I then made the listenSocket start listening by

NSError *err = nil;
if (![listenSocket acceptOnPort:19920 error:&err]) {
    NSLog(@"listenSocket failed to accept: %@", err);
}

I then made socket to connect to remote server and start uploading files.

The problem is that socket works fine and can upload and also read response from my server, but it seems that I can't access the accepting listenSocket by any way. Not by the other process on server, nor by using telnet or by typing the ip address and port number into browser. Why is this and how do I fix it?


Edit:

Here's what I am doing with my app:

I am working on an app that programs for Arduino on iPhone. Due to App Store policy the compiling and uploading process has to be on server, so I'm using socket to upload the code to server to get it compiled. In order to upload the compiled binaries to Arduino, I have to run avrdude which fortunately would accept an ip + port address instead of a usb connection as target. avrdude is implemented so that it connects to the address as a client, so I have to open a listening socket on my app.


Solution

  • I imagine your issue relates to your device not having a routable IP address from the outside world. I have assumed here that you are not testing on a local network with your server and phone both using this network via wifi/cable.

    When you are on your device using a mobile network, it is assigned an IP address from the mobile operator. This address is more than likely an address which is part of their internal mobile network. When you connect outside of the mobile network to a server, the address the server sees for your device is not the address you see on the device. The addresses are mapped in transit as your IP packet passes through the various gateways while on its way to the server. Thus when you server sees a connection requested on a listen socket, it has a reply address which when used allows the reply to traverse back to your device.
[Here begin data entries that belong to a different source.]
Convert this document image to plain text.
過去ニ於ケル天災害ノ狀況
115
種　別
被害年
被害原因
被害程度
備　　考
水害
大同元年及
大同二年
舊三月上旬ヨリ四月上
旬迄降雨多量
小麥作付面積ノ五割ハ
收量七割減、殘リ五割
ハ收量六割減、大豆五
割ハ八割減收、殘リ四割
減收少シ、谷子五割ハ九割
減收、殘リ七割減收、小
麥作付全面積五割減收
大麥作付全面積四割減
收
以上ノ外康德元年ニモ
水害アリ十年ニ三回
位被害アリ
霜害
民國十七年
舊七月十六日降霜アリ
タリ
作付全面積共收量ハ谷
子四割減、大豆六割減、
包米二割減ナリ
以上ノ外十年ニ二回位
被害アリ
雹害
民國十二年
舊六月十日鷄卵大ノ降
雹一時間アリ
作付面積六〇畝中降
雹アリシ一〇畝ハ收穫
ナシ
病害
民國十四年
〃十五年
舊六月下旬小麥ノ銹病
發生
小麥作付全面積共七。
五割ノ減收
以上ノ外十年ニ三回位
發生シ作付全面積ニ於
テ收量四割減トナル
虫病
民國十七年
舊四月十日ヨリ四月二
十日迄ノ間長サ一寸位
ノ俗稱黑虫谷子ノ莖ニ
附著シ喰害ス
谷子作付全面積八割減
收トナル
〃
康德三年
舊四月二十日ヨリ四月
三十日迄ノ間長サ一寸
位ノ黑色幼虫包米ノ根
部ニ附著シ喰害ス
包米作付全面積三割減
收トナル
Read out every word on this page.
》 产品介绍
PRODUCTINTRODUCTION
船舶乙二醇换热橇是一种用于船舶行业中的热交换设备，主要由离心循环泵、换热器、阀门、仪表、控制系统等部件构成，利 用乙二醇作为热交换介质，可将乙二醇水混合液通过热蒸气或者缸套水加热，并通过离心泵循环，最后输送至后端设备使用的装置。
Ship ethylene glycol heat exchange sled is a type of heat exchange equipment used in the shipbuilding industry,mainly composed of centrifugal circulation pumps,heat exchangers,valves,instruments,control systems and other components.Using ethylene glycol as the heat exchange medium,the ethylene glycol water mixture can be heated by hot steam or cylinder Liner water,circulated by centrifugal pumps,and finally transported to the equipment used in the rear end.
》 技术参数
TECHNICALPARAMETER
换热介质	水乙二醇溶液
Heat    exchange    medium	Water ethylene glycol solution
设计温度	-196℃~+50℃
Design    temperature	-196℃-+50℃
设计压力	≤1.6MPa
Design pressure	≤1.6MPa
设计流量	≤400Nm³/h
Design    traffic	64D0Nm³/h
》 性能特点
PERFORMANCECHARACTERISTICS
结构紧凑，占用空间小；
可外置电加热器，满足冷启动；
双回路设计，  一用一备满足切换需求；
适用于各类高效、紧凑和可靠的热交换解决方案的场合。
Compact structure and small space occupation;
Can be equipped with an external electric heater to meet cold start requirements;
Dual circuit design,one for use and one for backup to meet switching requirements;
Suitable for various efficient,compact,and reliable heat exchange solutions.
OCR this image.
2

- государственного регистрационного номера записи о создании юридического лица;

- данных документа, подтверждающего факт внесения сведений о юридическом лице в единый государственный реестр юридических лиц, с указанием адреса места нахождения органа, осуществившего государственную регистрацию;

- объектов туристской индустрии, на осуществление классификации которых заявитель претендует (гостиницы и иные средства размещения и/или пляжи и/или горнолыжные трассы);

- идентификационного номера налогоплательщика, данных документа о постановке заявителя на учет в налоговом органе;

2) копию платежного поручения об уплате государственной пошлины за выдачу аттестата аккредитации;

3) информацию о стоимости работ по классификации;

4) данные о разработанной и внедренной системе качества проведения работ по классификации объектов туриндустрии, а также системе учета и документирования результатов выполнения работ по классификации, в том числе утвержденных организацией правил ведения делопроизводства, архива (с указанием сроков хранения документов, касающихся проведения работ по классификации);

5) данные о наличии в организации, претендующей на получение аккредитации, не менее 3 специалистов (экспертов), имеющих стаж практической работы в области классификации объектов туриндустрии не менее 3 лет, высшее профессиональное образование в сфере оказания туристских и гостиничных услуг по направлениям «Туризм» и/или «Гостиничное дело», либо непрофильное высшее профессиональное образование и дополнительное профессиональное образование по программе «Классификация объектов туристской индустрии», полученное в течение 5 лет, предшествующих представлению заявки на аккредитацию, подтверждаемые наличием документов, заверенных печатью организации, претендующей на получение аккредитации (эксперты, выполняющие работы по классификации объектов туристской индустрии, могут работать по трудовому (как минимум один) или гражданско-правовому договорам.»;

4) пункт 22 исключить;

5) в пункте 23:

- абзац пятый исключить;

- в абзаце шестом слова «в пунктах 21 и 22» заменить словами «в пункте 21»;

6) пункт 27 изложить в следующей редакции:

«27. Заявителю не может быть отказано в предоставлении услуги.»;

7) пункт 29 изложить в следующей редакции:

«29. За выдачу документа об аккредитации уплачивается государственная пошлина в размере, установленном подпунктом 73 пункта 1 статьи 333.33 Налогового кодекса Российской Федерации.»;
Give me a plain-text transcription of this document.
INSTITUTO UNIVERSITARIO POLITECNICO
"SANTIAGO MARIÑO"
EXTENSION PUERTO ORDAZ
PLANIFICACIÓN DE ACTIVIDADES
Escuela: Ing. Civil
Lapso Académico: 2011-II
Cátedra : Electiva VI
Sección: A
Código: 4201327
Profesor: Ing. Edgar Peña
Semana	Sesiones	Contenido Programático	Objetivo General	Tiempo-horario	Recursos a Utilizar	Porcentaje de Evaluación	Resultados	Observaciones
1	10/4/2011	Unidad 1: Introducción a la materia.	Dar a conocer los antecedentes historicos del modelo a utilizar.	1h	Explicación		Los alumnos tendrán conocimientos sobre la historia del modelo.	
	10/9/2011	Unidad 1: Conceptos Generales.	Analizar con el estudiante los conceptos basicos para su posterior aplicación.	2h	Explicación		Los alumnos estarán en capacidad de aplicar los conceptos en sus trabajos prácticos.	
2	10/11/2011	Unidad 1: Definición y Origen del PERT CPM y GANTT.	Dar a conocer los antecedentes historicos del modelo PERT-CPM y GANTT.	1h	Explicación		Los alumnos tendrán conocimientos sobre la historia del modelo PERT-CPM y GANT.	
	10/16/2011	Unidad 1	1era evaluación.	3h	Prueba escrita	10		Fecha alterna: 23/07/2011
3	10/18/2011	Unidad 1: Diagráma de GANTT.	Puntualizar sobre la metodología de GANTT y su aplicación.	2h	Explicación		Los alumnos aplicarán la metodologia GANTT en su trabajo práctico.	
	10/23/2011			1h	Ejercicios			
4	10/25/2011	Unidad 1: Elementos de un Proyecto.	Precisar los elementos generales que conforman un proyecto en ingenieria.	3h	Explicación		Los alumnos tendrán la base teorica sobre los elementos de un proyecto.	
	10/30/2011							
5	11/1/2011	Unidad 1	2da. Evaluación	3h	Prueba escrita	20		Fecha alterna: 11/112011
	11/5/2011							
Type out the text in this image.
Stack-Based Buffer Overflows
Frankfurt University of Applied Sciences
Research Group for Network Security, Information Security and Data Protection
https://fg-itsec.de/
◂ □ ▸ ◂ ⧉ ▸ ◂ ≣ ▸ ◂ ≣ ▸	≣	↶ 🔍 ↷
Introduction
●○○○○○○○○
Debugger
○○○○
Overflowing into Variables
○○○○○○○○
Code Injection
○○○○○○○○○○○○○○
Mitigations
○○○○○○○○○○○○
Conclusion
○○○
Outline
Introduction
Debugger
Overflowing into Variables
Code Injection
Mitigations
    A similar issue occurs when your device is on WiFi behind a NAT router. Connections made outgoing are seen by the router and it changes the from IP address to be that of the router. Since it sees the start of the conversation, it know where return packets with a given port and sequencing should be routed. However if somebody wants to connect to your device from outside, you have to have set up port forwarding on the router for a known port telling it where to send connection packets.

    So applying this to your situation:

    Outgoing Works (Why):

    Your outgoing socket works, because you are connecting to an externally visible IP. When you connect, the network knows exactly where the packet has to go and the reply address is provided in the packet by the network.

    Incoming Does Not Work (Why):

    Your listen socket will not be working because the address you are sending to does not exist on the open internet. To make a connection from the server or anywhere else to your device you would need an IP which has a routing mapped through to your device. If the device is on a mobile network, you need an external IP for the mobile network which maps to your device. If the device was behind a NAT router, you would need port forwarding set up.

    Solution:

    Unfortunately, there is no easy solution as your need an IP address for your device in the outside world. Much depends on your use case which you have not mentioned. You either need an external IP which is reliable or you need to use an intermediate server to handle messaging or you need to change your approach and have the device poll every so often for information.

    This is a problem which has existed for a long time and is why peer to peer companies have smart algoithms for connecting peer to peer services which use clever techniques like hole punching to connect devices.

    IMHO I would move to a model where your device always initiates the connection if you can.